The construction of the hospital took over 12 years to complete before its opening in 1889. The design of the hospital was led by Cabot and Chandler, a Boston-based architectural firm, with the original design focused on 17 hospital buildings around an open courtyard and red brick and glass imported from France. 

The now famous rotunda was present when the hospital opened, and — shortly after, in 1896 —William Wallace Spencer, a businessman in Baltimore, donated a 10.5-foot-tall Jesus Christ statue that remains in the hospital to this day. 

While the hospital was established as secular, University President Daniel Coit Gilman publicly requested the statue, which is speculated to have been intended to counteract criticism from conservative actors over the hospital’s lack of Christian affiliation.

Surgeon John Shaw Billings made efforts to enhance public health safety. Billings laid out the building with isolation wards behind one another instead of on top of each other to prevent air from rising. In the initial construction, there were no elevators, owing in part to Billings’ belief that elevators were dirty and would lead to contamination.

The medical curriculum developed at the hospital would be the basis for the Flexner Report in 1910, which reformed all medical schools in the United States. William Osler pioneered a new method of teaching medicine at Hopkins that included bedside teaching, where medical students in their third and fourth year would work alongside physicians in supervising and managing patients, a practice which thereafter become the standard.

In 1893, the Johns Hopkins Medical School opened on the same campus. Among the initial requirements for medical students were that they had to know French and German and have an undergraduate degree. Notably, Hopkins was the first medical school in the nation to admit women on the same basis as men. 

From the time it opened, the hospital was open to Black and White patients, although they did not permit non-White medical students or physicians until the second half of the 20th century. In addition, despite their admitting patients of color, the hospital was segregated by race, having White wards and “colored” wards until the 1950s

The hospital’s relationship with the surrounding community in East Baltimore has been historically tumultuous. In an interview with The News-Letter, Jeremy Greene, a professor of Medicine and the History of Medicine at Johns Hopkins Medicine described the hospital’s position.

“There are folks living... in the immediate vicinity of the Johns Hopkins School of Medicine at Johns Hopkins Hospital who have had their lives transformed in positive ways by engagement with world-class clinical care that has made a huge difference in our lives,” he said. “But there are also many folks living in the vicinity of East Baltimore who have had their lives uprooted.” 

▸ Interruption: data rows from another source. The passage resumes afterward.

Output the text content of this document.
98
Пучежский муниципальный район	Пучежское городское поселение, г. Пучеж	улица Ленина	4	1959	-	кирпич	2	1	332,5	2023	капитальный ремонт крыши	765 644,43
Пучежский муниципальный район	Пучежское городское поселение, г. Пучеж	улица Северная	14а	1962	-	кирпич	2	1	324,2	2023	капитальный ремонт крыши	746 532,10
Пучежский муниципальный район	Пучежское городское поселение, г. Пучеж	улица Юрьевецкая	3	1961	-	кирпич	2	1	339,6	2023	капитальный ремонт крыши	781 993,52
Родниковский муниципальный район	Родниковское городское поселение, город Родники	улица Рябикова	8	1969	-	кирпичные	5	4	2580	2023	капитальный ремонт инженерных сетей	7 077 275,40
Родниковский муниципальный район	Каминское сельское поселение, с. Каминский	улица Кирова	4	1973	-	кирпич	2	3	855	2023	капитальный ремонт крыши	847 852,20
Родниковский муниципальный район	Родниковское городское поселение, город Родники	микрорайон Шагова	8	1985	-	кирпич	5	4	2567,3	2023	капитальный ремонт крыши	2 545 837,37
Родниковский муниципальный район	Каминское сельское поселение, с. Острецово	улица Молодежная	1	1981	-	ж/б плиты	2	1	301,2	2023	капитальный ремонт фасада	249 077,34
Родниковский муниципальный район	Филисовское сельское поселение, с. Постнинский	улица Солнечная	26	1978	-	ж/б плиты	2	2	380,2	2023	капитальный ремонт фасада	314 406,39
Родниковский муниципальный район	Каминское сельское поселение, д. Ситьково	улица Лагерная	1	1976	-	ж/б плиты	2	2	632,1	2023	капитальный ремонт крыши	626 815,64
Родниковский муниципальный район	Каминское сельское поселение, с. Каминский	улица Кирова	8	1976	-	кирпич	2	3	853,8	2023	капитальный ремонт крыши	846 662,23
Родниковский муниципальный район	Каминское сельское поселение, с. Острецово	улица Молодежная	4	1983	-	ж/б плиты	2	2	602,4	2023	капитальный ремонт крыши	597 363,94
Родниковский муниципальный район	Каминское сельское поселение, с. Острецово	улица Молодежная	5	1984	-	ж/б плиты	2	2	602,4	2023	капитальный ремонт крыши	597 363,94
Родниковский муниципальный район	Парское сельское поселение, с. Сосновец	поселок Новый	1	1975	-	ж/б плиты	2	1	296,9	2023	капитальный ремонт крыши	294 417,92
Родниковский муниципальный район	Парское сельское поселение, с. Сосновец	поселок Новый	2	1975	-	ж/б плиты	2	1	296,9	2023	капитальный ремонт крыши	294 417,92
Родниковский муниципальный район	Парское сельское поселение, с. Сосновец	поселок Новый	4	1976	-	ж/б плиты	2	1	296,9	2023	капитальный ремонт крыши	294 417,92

Greene described how during the tuberculosis epidemic in the 1900s, the hospital’s engagement with the community resulted in the disproportionate displacement of Black residents. 

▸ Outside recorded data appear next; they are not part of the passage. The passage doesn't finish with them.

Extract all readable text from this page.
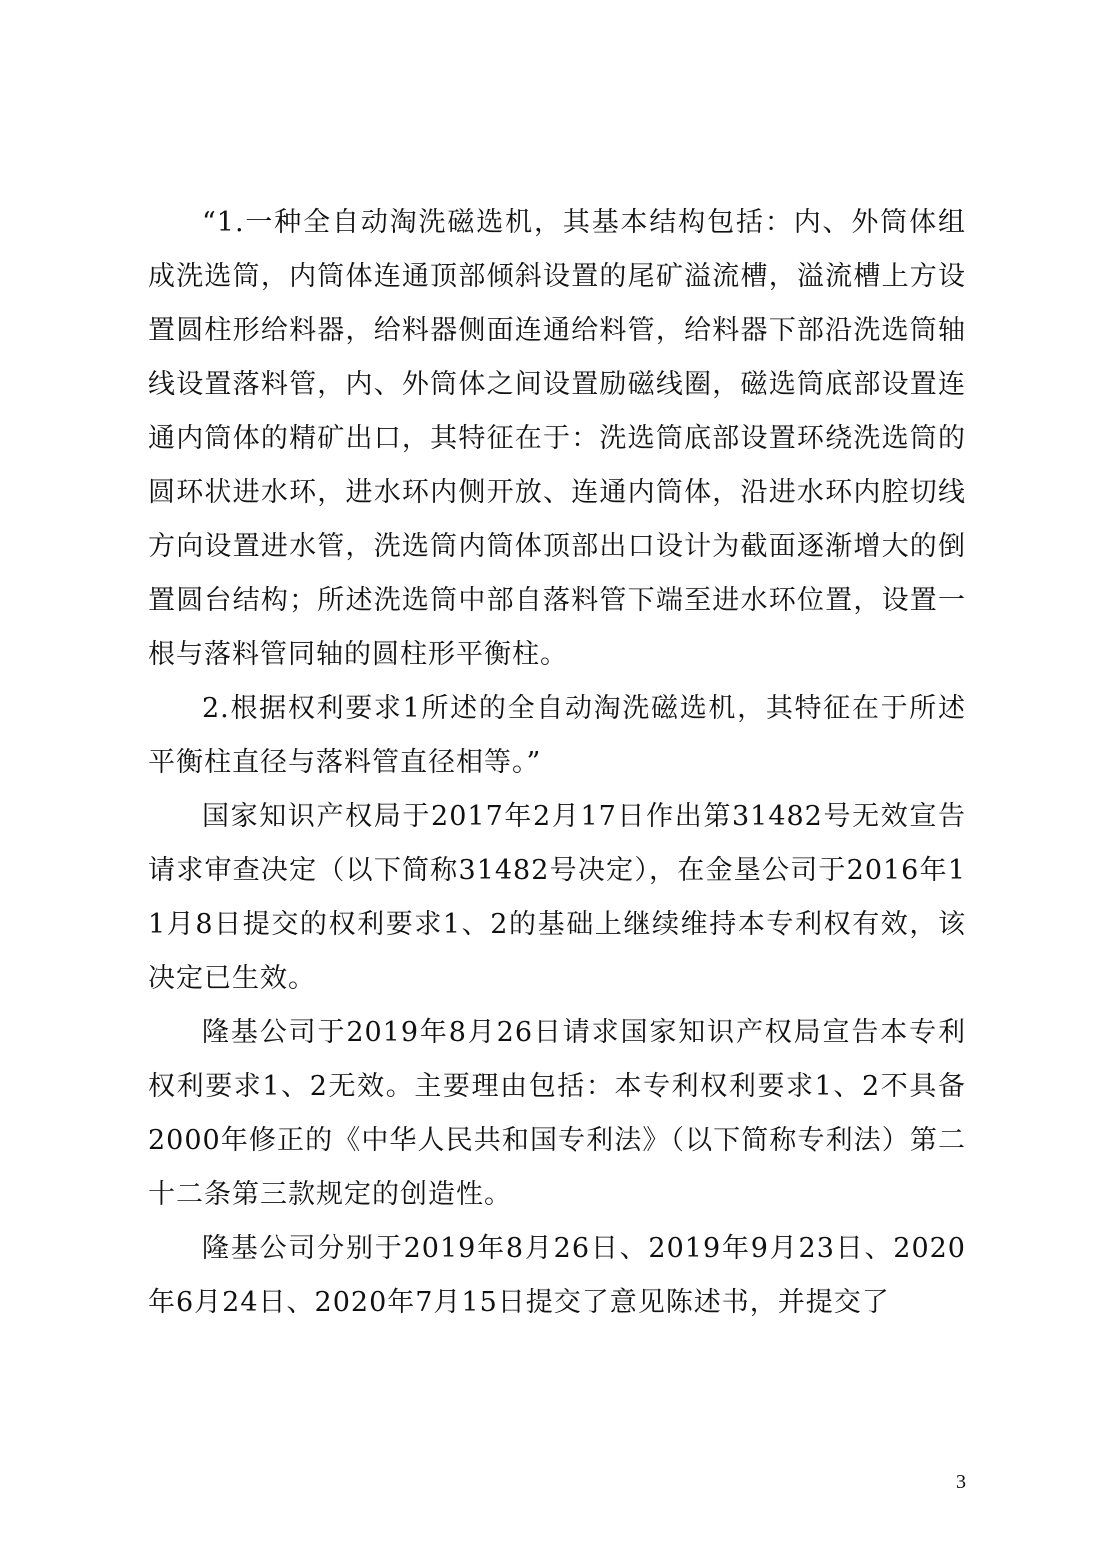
“1.一种全自动淘洗磁选机，其基本结构包括：内、外筒体组成洗选筒，内筒体连通顶部倾斜设置的尾矿溢流槽，溢流槽上方设置圆柱形给料器，给料器侧面连通给料管，给料器下部沿洗选筒轴线设置落料管，内、外筒体之间设置励磁线圈，磁选筒底部设置连通内筒体的精矿出口，其特征在于：洗选筒底部设置环绕洗选筒的圆环状进水环，进水环内侧开放、连通内筒体，沿进水环内腔切线方向设置进水管，洗选筒内筒体顶部出口设计为截面逐渐增大的倒置圆台结构；所述洗选筒中部自落料管下端至进水环位置，设置一根与落料管同轴的圆柱形平衡柱。

2.根据权利要求1所述的全自动淘洗磁选机，其特征在于所述平衡柱直径与落料管直径相等。”

国家知识产权局于2017年2月17日作出第31482号无效宣告请求审查决定（以下简称31482号决定），在金垦公司于2016年11月8日提交的权利要求1、2的基础上继续维持本专利权有效，该决定已生效。

隆基公司于2019年8月26日请求国家知识产权局宣告本专利权利要求1、2无效。主要理由包括：本专利权利要求1、2不具备2000年修正的《中华人民共和国专利法》（以下简称专利法）第二十二条第三款规定的创造性。

隆基公司分别于2019年8月26日、2019年9月23日、2020年6月24日、2020年7月15日提交了意见陈述书，并提交了

3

“As Hopkins physicians studied tuberculosis and moved out in public health squadrons to map tuberculosis through the city, they were focusing on historically Black neighborhoods, like one neighborhood on the west side of Baltimore that got famously categorized as the lung block,” he said. “The study of these high rates of tuberculosis in this community then justified basically razing the neighborhood and displacing the Black residents elsewhere.”

In recent years, the University has participated in the East Baltimore Development Initiative (EBDI), an effort to expand the medical campus into a biotech hub for Hopkins affiliates. EBDI has faced criticism for its displacement of Black residents in the Middle East neighborhood. 

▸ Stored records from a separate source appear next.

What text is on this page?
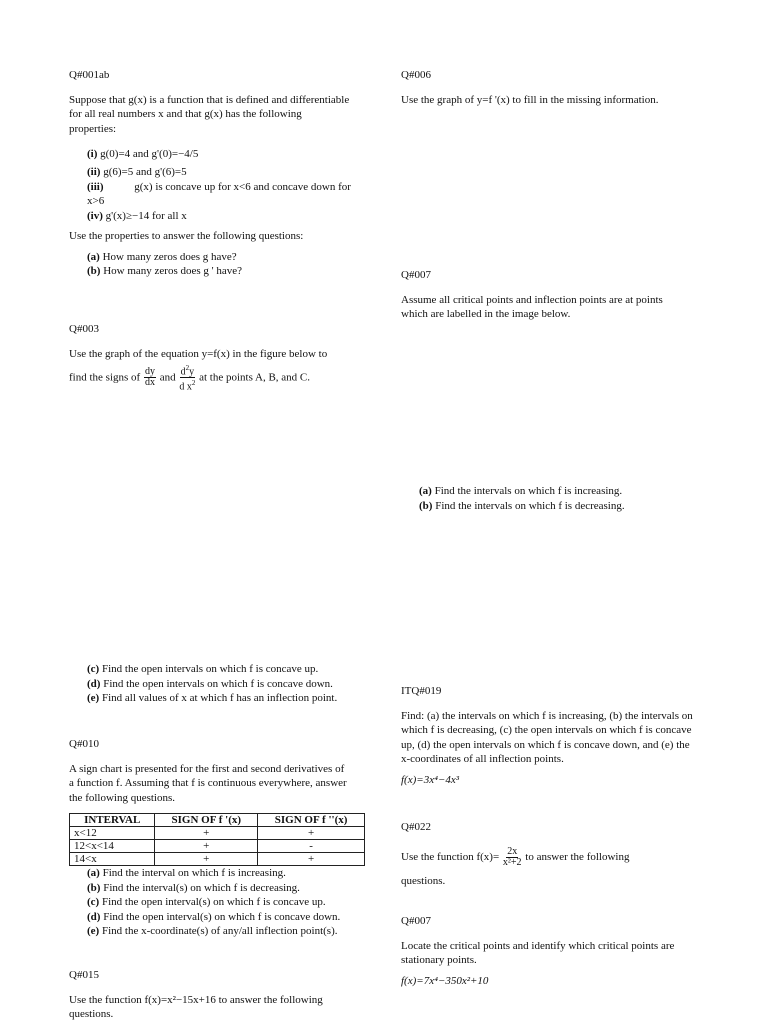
Q#001ab

Suppose that g(x) is a function that is defined and differentiable for all real numbers x and that g(x) has the following properties:

(i) g(0)=4 and g'(0)=−4/5
(ii) g(6)=5 and g'(6)=5
(iii)	g(x) is concave up for x<6 and concave down for x>6
(iv) g'(x)≥−14 for all x

Use the properties to answer the following questions:

(a) How many zeros does g have?
(b) How many zeros does g ' have?

Q#003

Use the graph of the equation y=f(x) in the figure below to

find the signs of $\frac{dy}{dx}$ and $\frac{d^2y}{d x^2}$ at the points A, B, and C.

(c) Find the open intervals on which f is concave up.
(d) Find the open intervals on which f is concave down.
(e) Find all values of x at which f has an inflection point.

Q#010

A sign chart is presented for the first and second derivatives of a function f. Assuming that f is continuous everywhere, answer the following questions.

INTERVAL	SIGN OF f '(x)	SIGN OF f ''(x)
x<12	+	+
12<x<14	+	-
14<x	+	+
(a) Find the interval on which f is increasing.
(b) Find the interval(s) on which f is decreasing.
(c) Find the open interval(s) on which f is concave up.
(d) Find the open interval(s) on which f is concave down.
(e) Find the x-coordinate(s) of any/all inflection point(s).

Q#015

Use the function f(x)=x²−15x+16 to answer the following questions.

Q#006

Use the graph of y=f '(x) to fill in the missing information.

Q#007

Assume all critical points and inflection points are at points which are labelled in the image below.

(a) Find the intervals on which f is increasing.
(b) Find the intervals on which f is decreasing.

ITQ#019

Find: (a) the intervals on which f is increasing, (b) the intervals on which f is decreasing, (c) the open intervals on which f is concave up, (d) the open intervals on which f is concave down, and (e) the x-coordinates of all inflection points.

f(x)=3x⁴−4x³

Q#022

Use the function $f(x)= \frac{2x}{\text{x²+2}}$ to answer the following

questions.

Q#007

Locate the critical points and identify which critical points are stationary points.

f(x)=7x⁴−350x²+10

Today, the hospital campus has expanded to cover 22 acres, with only three of the historical buildings still standing: the domed administrative building with the rotunda, the Brady Urological Institute and the Wilmer Eye Institute. 

Johns Hopkins Medicine ranks consistently as one of the best hospitals in the nation in multiple specialties. Greene acknowledged this legacy.

“Johns Hopkins Hospital and Johns Hopkins School of Medicine are perhaps some of the most mythologized institutions in American biomedicine,” he said.